L’attualità della Resistenza,
anche nel Molise
Il controverso rinvio al 2-3 maggio delle iniziative previste a Isernia per il 25 Aprile ha scatenato una protesta corale di associazioni, giovani, ANPI e CGIL. La decisione – giustificata con il lutto nazionale per la morte del Papa – è letta da molti come l’ennesimo segnale di pressione politica di un governo post-fascista che, a livello nazionale, invita addirittura alla “sobrietà” nelle celebrazioni della Liberazione.
La ricorrenza della Liberazione è una festa civile e laica; spostarla o ridurla a una formalità ne svuota il significato.

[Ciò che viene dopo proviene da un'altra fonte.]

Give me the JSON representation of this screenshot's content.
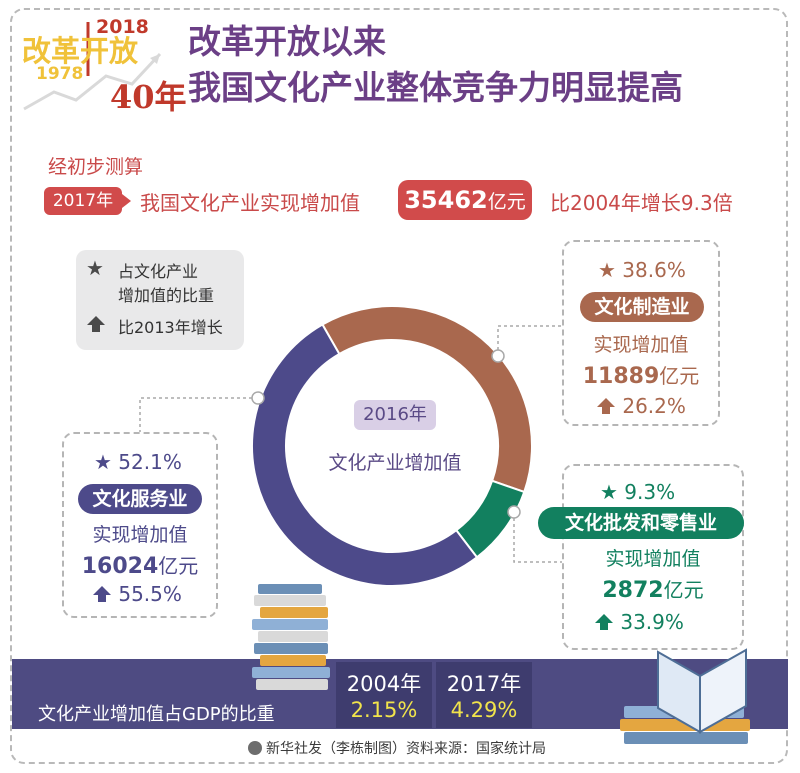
{
  "logo": {
    "line1": "改革开放",
    "year_start": "1978",
    "year_end": "2018",
    "years": "40年"
  },
  "title": {
    "line1": "改革开放以来",
    "line2": "我国文化产业整体竞争力明显提高"
  },
  "intro": {
    "note": "经初步测算",
    "year_pill": "2017年",
    "sentence": "我国文化产业实现增加值",
    "value_number": "35462",
    "value_unit": "亿元",
    "growth": "比2004年增长9.3倍"
  },
  "legend": {
    "star_icon": "star-icon",
    "star_text_line1": "占文化产业",
    "star_text_line2": "增加值的比重",
    "arrow_icon": "up-arrow-icon",
    "arrow_text": "比2013年增长"
  },
  "center": {
    "year": "2016年",
    "label": "文化产业增加值"
  },
  "chart_data": {
    "type": "pie",
    "variant": "donut",
    "title": "2016年 文化产业增加值",
    "slices": [
      {
        "name": "文化制造业",
        "share": 38.6,
        "value": 11889,
        "unit": "亿元",
        "growth_since_2013": 26.2,
        "color": "#a9684e"
      },
      {
        "name": "文化批发和零售业",
        "share": 9.3,
        "value": 2872,
        "unit": "亿元",
        "growth_since_2013": 33.9,
        "color": "#12805f"
      },
      {
        "name": "文化服务业",
        "share": 52.1,
        "value": 16024,
        "unit": "亿元",
        "growth_since_2013": 55.5,
        "color": "#4d4a8a"
      }
    ]
  },
  "cards": {
    "manufacturing": {
      "share": "38.6%",
      "name": "文化制造业",
      "caption": "实现增加值",
      "value": "11889",
      "unit": "亿元",
      "growth": "26.2%"
    },
    "wholesale": {
      "share": "9.3%",
      "name": "文化批发和零售业",
      "caption": "实现增加值",
      "value": "2872",
      "unit": "亿元",
      "growth": "33.9%"
    },
    "services": {
      "share": "52.1%",
      "name": "文化服务业",
      "caption": "实现增加值",
      "value": "16024",
      "unit": "亿元",
      "growth": "55.5%"
    }
  },
  "gdp": {
    "label": "文化产业增加值占GDP的比重",
    "year1": "2004年",
    "value1": "2.15%",
    "year2": "2017年",
    "value2": "4.29%"
  },
  "credit": "新华社发（李栋制图）资料来源：国家统计局",
  "colors": {
    "title": "#6b3f86",
    "accent_red": "#d14b4b",
    "brown": "#a9684e",
    "green": "#12805f",
    "navy": "#4d4a8a",
    "bar": "#4e4b82",
    "highlight": "#f1e44b"
  }
}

In Molise, terra di staffette partigiane e teatro di episodi eroici come la caduta di Monte Marrone, la memoria non è folclore ma bussola per affrontare le disuguaglianze odierne: precarietà, sanità al collasso, nuove guerre e rigurgiti sovranisti.

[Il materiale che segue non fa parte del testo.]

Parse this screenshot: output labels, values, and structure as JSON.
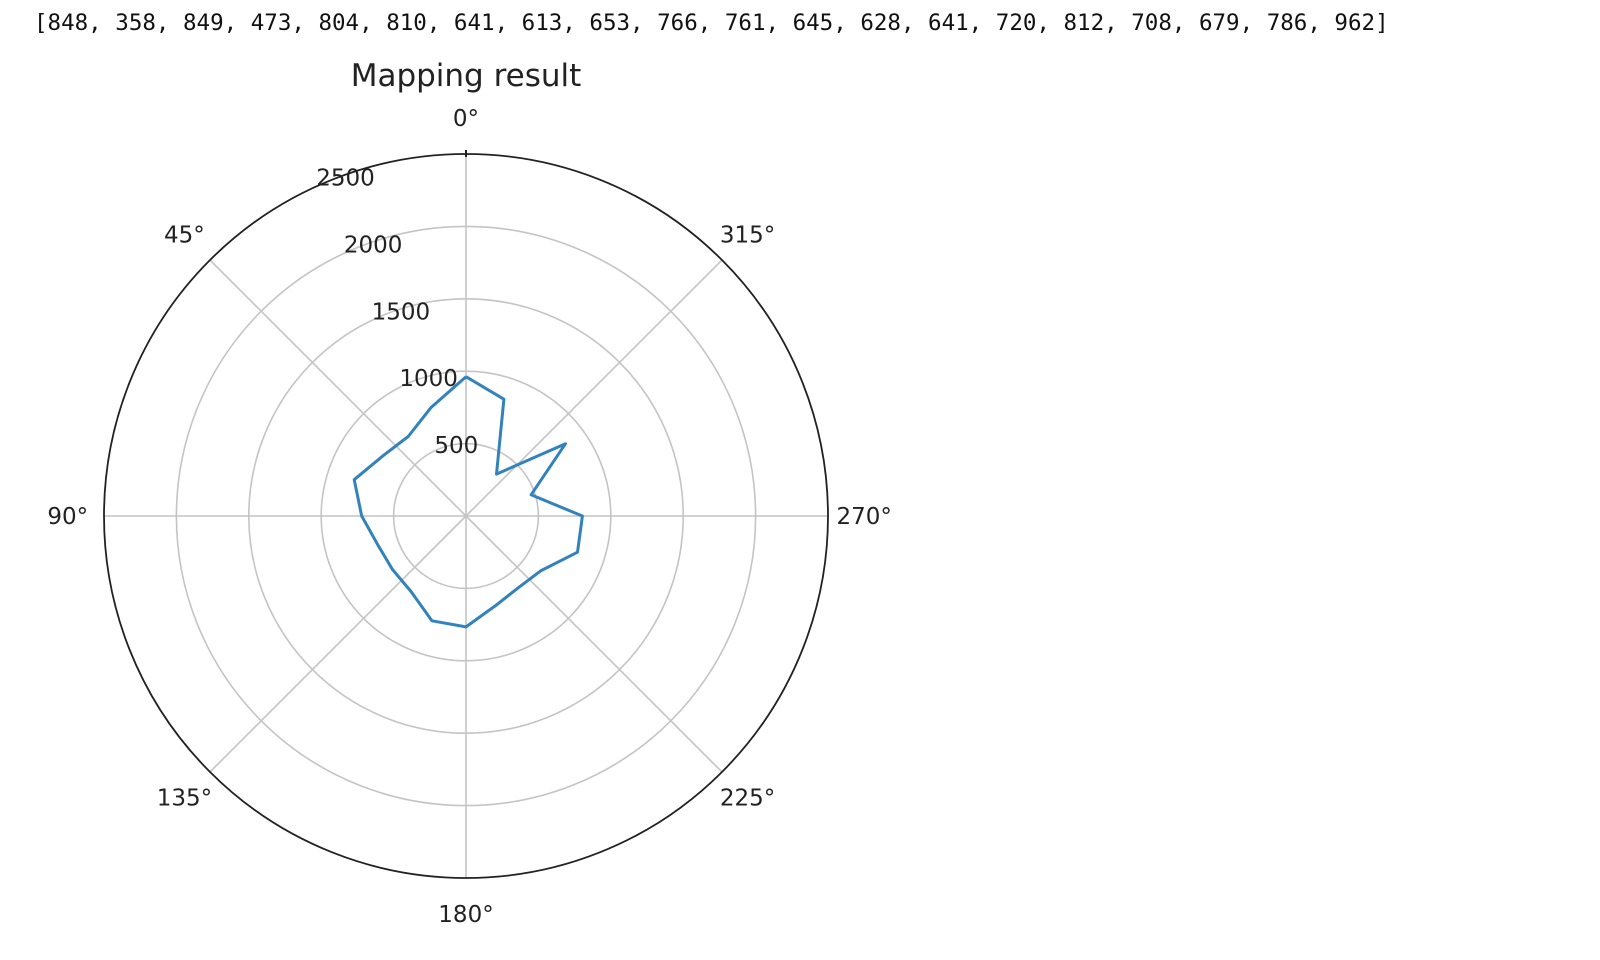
{
  "console_output": "[848, 358, 849, 473, 804, 810, 641, 613, 653, 766, 761, 645, 628, 641, 720, 812, 708, 679, 786, 962]",
  "chart_data": {
    "type": "polar-line",
    "title": "Mapping result",
    "theta_zero_location": "N",
    "theta_direction": "counterclockwise",
    "theta_ticks": [
      "0°",
      "45°",
      "90°",
      "135°",
      "180°",
      "225°",
      "270°",
      "315°"
    ],
    "r_ticks": [
      {
        "value": 500,
        "label": "500"
      },
      {
        "value": 1000,
        "label": "1000"
      },
      {
        "value": 1500,
        "label": "1500"
      },
      {
        "value": 2000,
        "label": "2000"
      },
      {
        "value": 2500,
        "label": "2500"
      }
    ],
    "rlim": [
      0,
      2500
    ],
    "grid": true,
    "series": [
      {
        "color": "#3182bd",
        "theta_deg": [
          0,
          18,
          36,
          54,
          72,
          90,
          108,
          126,
          144,
          162,
          180,
          198,
          216,
          234,
          252,
          270,
          288,
          306,
          324,
          342
        ],
        "r": [
          962,
          786,
          679,
          708,
          812,
          720,
          641,
          628,
          645,
          761,
          766,
          653,
          613,
          641,
          810,
          804,
          473,
          849,
          358,
          848
        ]
      }
    ]
  }
}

I valori dei partigiani operai e contadini, desiderosi di “spezzare la continuità” tra fascismo e poteri economici, parlano ancora oggi alle vertenze del lavoro, ai movimenti per la pace e ai diritti civili. Recuperarli significa costruire un fronte sociale unitario contro le destre al governo nazionale e regionale, capace di connettere le istanze locali alle battaglie globali contro genocidi e imperialismi.

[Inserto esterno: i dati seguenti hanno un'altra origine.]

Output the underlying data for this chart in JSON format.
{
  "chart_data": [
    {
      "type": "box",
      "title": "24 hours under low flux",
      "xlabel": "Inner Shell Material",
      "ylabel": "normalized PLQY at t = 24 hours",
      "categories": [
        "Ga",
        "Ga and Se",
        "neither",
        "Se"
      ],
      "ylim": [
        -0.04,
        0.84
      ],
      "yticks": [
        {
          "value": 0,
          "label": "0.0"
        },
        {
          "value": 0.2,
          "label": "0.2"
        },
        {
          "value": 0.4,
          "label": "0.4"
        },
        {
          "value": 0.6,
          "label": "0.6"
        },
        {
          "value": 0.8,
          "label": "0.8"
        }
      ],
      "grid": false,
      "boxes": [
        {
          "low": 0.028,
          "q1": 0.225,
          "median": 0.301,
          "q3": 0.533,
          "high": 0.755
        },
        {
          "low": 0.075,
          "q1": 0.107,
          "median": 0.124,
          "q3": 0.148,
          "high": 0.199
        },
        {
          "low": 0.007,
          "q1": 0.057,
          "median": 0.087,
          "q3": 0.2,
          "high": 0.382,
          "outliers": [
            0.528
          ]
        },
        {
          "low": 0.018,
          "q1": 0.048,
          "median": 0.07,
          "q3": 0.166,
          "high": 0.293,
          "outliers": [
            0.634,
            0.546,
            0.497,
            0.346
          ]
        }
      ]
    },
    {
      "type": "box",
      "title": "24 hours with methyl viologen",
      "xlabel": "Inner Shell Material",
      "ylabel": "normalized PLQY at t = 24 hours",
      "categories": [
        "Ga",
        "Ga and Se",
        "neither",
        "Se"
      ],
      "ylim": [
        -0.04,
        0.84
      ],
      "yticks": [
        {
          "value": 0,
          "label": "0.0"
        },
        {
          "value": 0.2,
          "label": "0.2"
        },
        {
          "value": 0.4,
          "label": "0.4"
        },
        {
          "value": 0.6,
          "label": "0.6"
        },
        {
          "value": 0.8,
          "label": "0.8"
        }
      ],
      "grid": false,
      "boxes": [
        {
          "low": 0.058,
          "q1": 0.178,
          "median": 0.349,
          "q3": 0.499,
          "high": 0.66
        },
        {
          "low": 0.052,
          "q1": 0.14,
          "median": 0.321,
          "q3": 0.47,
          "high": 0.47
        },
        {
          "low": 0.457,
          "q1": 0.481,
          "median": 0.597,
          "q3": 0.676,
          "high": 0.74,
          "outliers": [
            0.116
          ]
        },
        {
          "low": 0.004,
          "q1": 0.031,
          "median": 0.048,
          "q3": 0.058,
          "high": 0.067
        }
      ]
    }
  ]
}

A Isernia resiste ancora l’intitolazione di via Giovanni Berta, esaltazione dello squadrismo fascista altrove rimossa. Sostituirla con via Jaime Pintor, giovane scrittore-partigiano morto su una mina molisana, sarebbe un gesto concreto di pedagogia civica: la toponomastica racconta chi vogliamo essere.
Celebrare il 25 Aprile in piazza, senza rinvii, significa difendere la democrazia qui e ora. È l’occasione per rilanciare campagne comuni: lavoro dignitoso, sanità pubblica, accoglienza, lotta a fascismi vecchi e nuovi. In questo senso il Molise può diventare laboratorio di un antifascismo radicato, popolare e intergenerazionale.